On se souvient de Pablo Escobar en tant que "Robin des Bois colombien" dans son ancien quartier où son sombre héritage vit 25 ans après sa mort.
Le cartel du seigneur de la drogue a fourni environ 80% de la cocaïne introduite en contrebande aux États-Unis au plus fort de sa carrière – rapportant 21,9 milliards de dollars (17,2 milliards de livres sterling) par an.
Forbes l'a classé au septième rang des hommes les plus riches du monde en 1989, avec une fortune nette estimée à 9 milliards de dollars.
Souvent appelé "le roi de la cocaïne", Escobar était l'un des criminels les plus riches de l'histoire.
Il a été abattu par la police dans sa ville natale de Medellin le 2 décembre 1993, un jour après son 44e anniversaire.
À l'anniversaire de sa mort, les gens rendent hommage à Escobar dans le quartier où il a fait don de 443 maisons à d'anciens sans-abri.
Maria Eugenia Castano, une habitante, a déclaré: "Je le vois comme un second Dieu. Pour moi, Dieu est le premier et ensuite lui."
La coiffeuse Yamile Zapata, qui travaille dans un salon de beauté qui vend des produits Escobar, a déclaré: "Pablo va vous confondre."
"Si tu veux regarder le bon côté, il était très bon. Si tu veux regarder le mauvais, il était très mauvais."
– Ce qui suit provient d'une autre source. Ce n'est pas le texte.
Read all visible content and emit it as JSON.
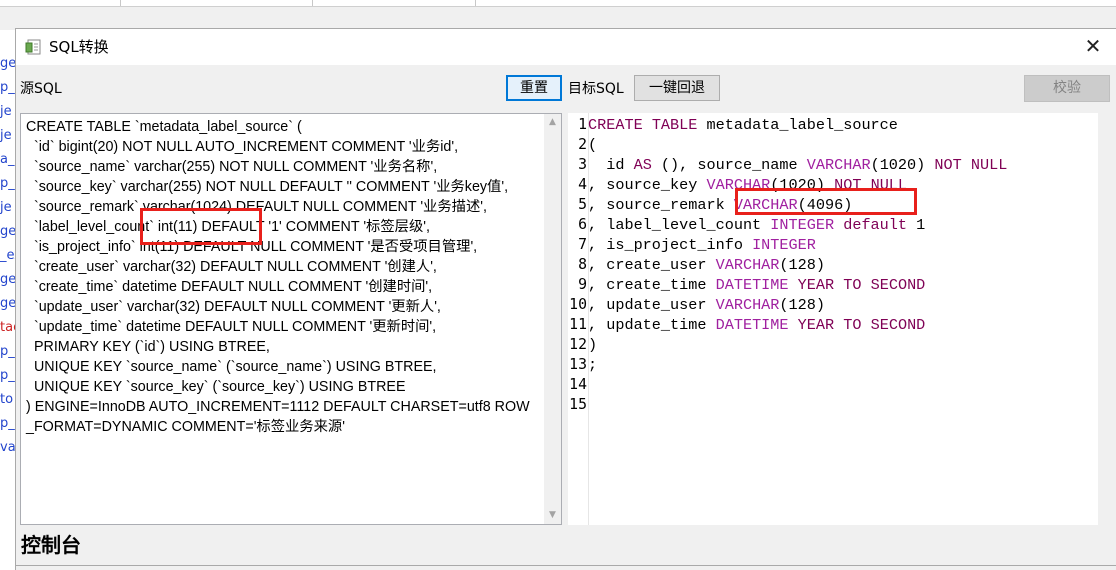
{
  "background": {
    "fragments": [
      "ge",
      "p_",
      "je",
      "je",
      "a_",
      "p_",
      "je",
      "ge",
      "_ex",
      "ge",
      "ge",
      "tac",
      "p_",
      "p_",
      "to",
      "p_",
      "vay"
    ]
  },
  "dialog": {
    "title": "SQL转换",
    "close_glyph": "✕",
    "source_label": "源SQL",
    "reset_label": "重置",
    "target_label": "目标SQL",
    "rollback_label": "一键回退",
    "verify_label": "校验",
    "console_label": "控制台"
  },
  "source_sql": "CREATE TABLE `metadata_label_source` (\n  `id` bigint(20) NOT NULL AUTO_INCREMENT COMMENT '业务id',\n  `source_name` varchar(255) NOT NULL COMMENT '业务名称',\n  `source_key` varchar(255) NOT NULL DEFAULT '' COMMENT '业务key值',\n  `source_remark` varchar(1024) DEFAULT NULL COMMENT '业务描述',\n  `label_level_count` int(11) DEFAULT '1' COMMENT '标签层级',\n  `is_project_info` int(11) DEFAULT NULL COMMENT '是否受项目管理',\n  `create_user` varchar(32) DEFAULT NULL COMMENT '创建人',\n  `create_time` datetime DEFAULT NULL COMMENT '创建时间',\n  `update_user` varchar(32) DEFAULT NULL COMMENT '更新人',\n  `update_time` datetime DEFAULT NULL COMMENT '更新时间',\n  PRIMARY KEY (`id`) USING BTREE,\n  UNIQUE KEY `source_name` (`source_name`) USING BTREE,\n  UNIQUE KEY `source_key` (`source_key`) USING BTREE\n) ENGINE=InnoDB AUTO_INCREMENT=1112 DEFAULT CHARSET=utf8 ROW_FORMAT=DYNAMIC COMMENT='标签业务来源'",
  "target_lines": [
    {
      "n": "1",
      "tokens": [
        {
          "t": "CREATE",
          "c": "kw"
        },
        {
          "t": " "
        },
        {
          "t": "TABLE",
          "c": "kw"
        },
        {
          "t": " metadata_label_source"
        }
      ]
    },
    {
      "n": "2",
      "tokens": [
        {
          "t": "("
        }
      ]
    },
    {
      "n": "3",
      "tokens": [
        {
          "t": "  id "
        },
        {
          "t": "AS",
          "c": "kw"
        },
        {
          "t": " (), source_name "
        },
        {
          "t": "VARCHAR",
          "c": "typ"
        },
        {
          "t": "(1020) "
        },
        {
          "t": "NOT",
          "c": "kw"
        },
        {
          "t": " "
        },
        {
          "t": "NULL",
          "c": "kw"
        }
      ]
    },
    {
      "n": "4",
      "tokens": [
        {
          "t": ", source_key "
        },
        {
          "t": "VARCHAR",
          "c": "typ"
        },
        {
          "t": "(1020) "
        },
        {
          "t": "NOT",
          "c": "kw"
        },
        {
          "t": " "
        },
        {
          "t": "NULL",
          "c": "kw"
        }
      ]
    },
    {
      "n": "5",
      "tokens": [
        {
          "t": ", source_remark "
        },
        {
          "t": "VARCHAR",
          "c": "typ"
        },
        {
          "t": "(4096)"
        }
      ]
    },
    {
      "n": "6",
      "tokens": [
        {
          "t": ", label_level_count "
        },
        {
          "t": "INTEGER",
          "c": "typ"
        },
        {
          "t": " "
        },
        {
          "t": "default",
          "c": "kw"
        },
        {
          "t": " 1"
        }
      ]
    },
    {
      "n": "7",
      "tokens": [
        {
          "t": ", is_project_info "
        },
        {
          "t": "INTEGER",
          "c": "typ"
        }
      ]
    },
    {
      "n": "8",
      "tokens": [
        {
          "t": ", create_user "
        },
        {
          "t": "VARCHAR",
          "c": "typ"
        },
        {
          "t": "(128)"
        }
      ]
    },
    {
      "n": "9",
      "tokens": [
        {
          "t": ", create_time "
        },
        {
          "t": "DATETIME",
          "c": "typ"
        },
        {
          "t": " "
        },
        {
          "t": "YEAR",
          "c": "kw"
        },
        {
          "t": " "
        },
        {
          "t": "TO",
          "c": "kw"
        },
        {
          "t": " "
        },
        {
          "t": "SECOND",
          "c": "kw"
        }
      ]
    },
    {
      "n": "10",
      "tokens": [
        {
          "t": ", update_user "
        },
        {
          "t": "VARCHAR",
          "c": "typ"
        },
        {
          "t": "(128)"
        }
      ]
    },
    {
      "n": "11",
      "tokens": [
        {
          "t": ", update_time "
        },
        {
          "t": "DATETIME",
          "c": "typ"
        },
        {
          "t": " "
        },
        {
          "t": "YEAR",
          "c": "kw"
        },
        {
          "t": " "
        },
        {
          "t": "TO",
          "c": "kw"
        },
        {
          "t": " "
        },
        {
          "t": "SECOND",
          "c": "kw"
        }
      ]
    },
    {
      "n": "12",
      "tokens": [
        {
          "t": ")"
        }
      ]
    },
    {
      "n": "13",
      "tokens": [
        {
          "t": ";"
        }
      ]
    },
    {
      "n": "14",
      "tokens": []
    },
    {
      "n": "15",
      "tokens": []
    }
  ],
  "colors": {
    "highlight_box": "#e8201b",
    "keyword": "#7f0055",
    "type": "#a020a0",
    "button_focus": "#0078d7"
  },
  "icons": {
    "app": "sql-convert-icon",
    "close": "close-icon",
    "scroll_up": "scroll-up-arrow-icon",
    "scroll_down": "scroll-down-arrow-icon"
  }
}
Le manoir de huit étages d'Escobar, le Monaco, est tombé en ruine depuis sa mort.
C'était autrefois un symbole de l'infinie richesse de la mafia colombienne dans les années 1980 et 90.
Le bâtiment blanc devrait être démoli en février, dans le cadre d'un événement complet avec des stands pour regarder les gens.
"Le Monaco est devenu un anti-symbole, dans un endroit où certains défendent ouvertement le crime et le terrorisme", a déclaré Manuel Villa, secrétaire de la mairie, qui effectuera le compte à rebours officiel de la détonation.
"Nous ne voulons plus d'enfants disant qu'ils veulent devenir Pablo Escobar quand ils seront grands."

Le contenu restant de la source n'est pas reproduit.